Use the set_source() method to change the sound source direction and automatically recompute the echo list (this is done by calling the _simulated_echo_locations() method). Here is an example that moves a source in a circle with 0.5 m radius counter-clockwise around the listener. The sound is a short synthetic vowel:

sig = slab.Binaural.vowel(duration=0.3)
for d in range(0,360,36):
  room.set_source([d, 20, .5])  # change azi, elevation is 20 deg above the head
  hrir = room.hrir(trim=5000)
  rev = hrir.apply(sig)
  rev.level = 70
  rev.play()

(Listen to this example with headphones.) The generated room impulse responses always have excessively long tails. Plot the response like so:

room = slab.Room()
hrir = room.hrir()
hrir.plot_samples()

(Source code, png, hires.png, pdf)

_images/hrtf-5.png

Then determine a suitable cutoff, at which the filter taps are near zero, for instance 20000 samples in this case. You can cut off the filter with the trim argument, which takes an integer and cuts to that number of samples, or a float between 0 and 1 and cuts to that fraction (the default is 0.5, i.e. cut off the second half of the impulse response).

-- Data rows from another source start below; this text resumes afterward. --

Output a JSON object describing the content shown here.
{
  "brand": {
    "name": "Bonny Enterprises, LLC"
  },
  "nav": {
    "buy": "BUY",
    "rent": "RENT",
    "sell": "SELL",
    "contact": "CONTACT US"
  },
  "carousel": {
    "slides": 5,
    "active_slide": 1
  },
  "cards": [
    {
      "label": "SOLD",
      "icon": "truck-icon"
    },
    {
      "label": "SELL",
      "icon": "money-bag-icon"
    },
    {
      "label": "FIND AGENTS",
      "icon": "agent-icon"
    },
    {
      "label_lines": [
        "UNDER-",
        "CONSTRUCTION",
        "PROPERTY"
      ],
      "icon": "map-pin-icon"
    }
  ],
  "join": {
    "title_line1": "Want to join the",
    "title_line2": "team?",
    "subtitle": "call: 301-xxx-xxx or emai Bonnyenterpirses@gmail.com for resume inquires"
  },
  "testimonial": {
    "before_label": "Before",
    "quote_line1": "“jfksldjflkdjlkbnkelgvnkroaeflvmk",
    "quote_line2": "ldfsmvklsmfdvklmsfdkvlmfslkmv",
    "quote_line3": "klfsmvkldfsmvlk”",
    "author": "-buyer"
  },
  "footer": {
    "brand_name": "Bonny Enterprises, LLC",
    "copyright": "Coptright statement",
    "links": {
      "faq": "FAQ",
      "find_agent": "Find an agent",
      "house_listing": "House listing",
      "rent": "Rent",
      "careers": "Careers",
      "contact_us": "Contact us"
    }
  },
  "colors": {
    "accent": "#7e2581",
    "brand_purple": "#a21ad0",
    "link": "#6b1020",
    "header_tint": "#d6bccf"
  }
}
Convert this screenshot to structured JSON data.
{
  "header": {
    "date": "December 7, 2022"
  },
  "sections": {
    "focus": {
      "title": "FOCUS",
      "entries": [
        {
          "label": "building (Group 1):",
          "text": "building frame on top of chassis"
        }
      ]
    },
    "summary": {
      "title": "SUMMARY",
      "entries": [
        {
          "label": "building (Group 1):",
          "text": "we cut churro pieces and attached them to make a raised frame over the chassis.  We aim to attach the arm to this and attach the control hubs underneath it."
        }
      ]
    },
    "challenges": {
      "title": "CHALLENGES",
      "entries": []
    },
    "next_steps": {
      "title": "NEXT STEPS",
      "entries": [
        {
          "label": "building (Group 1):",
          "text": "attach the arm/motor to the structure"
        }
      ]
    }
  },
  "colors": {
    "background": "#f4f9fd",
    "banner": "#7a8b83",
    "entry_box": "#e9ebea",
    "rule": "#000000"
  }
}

The hrir() method computes the room impulse response by iterating through the echo list and adding the HRTF filter corresponding to each echo direction, delayed and attenuated by the distance of the echo and convolved with the wall or floor material filters, and then adding a noise reverberation tail. The reverberation tail can be provided as an slab.Filter object or will be automatically generated by the reverb() method using the reverb() method to calculate the T60 reverberation time from the room dimensions and absorption coefficient. You can set the HRTF to use with the hrtf argument. The resulting impulse response will have the same samplerate as the hrtf objects (hrtf.samplerate).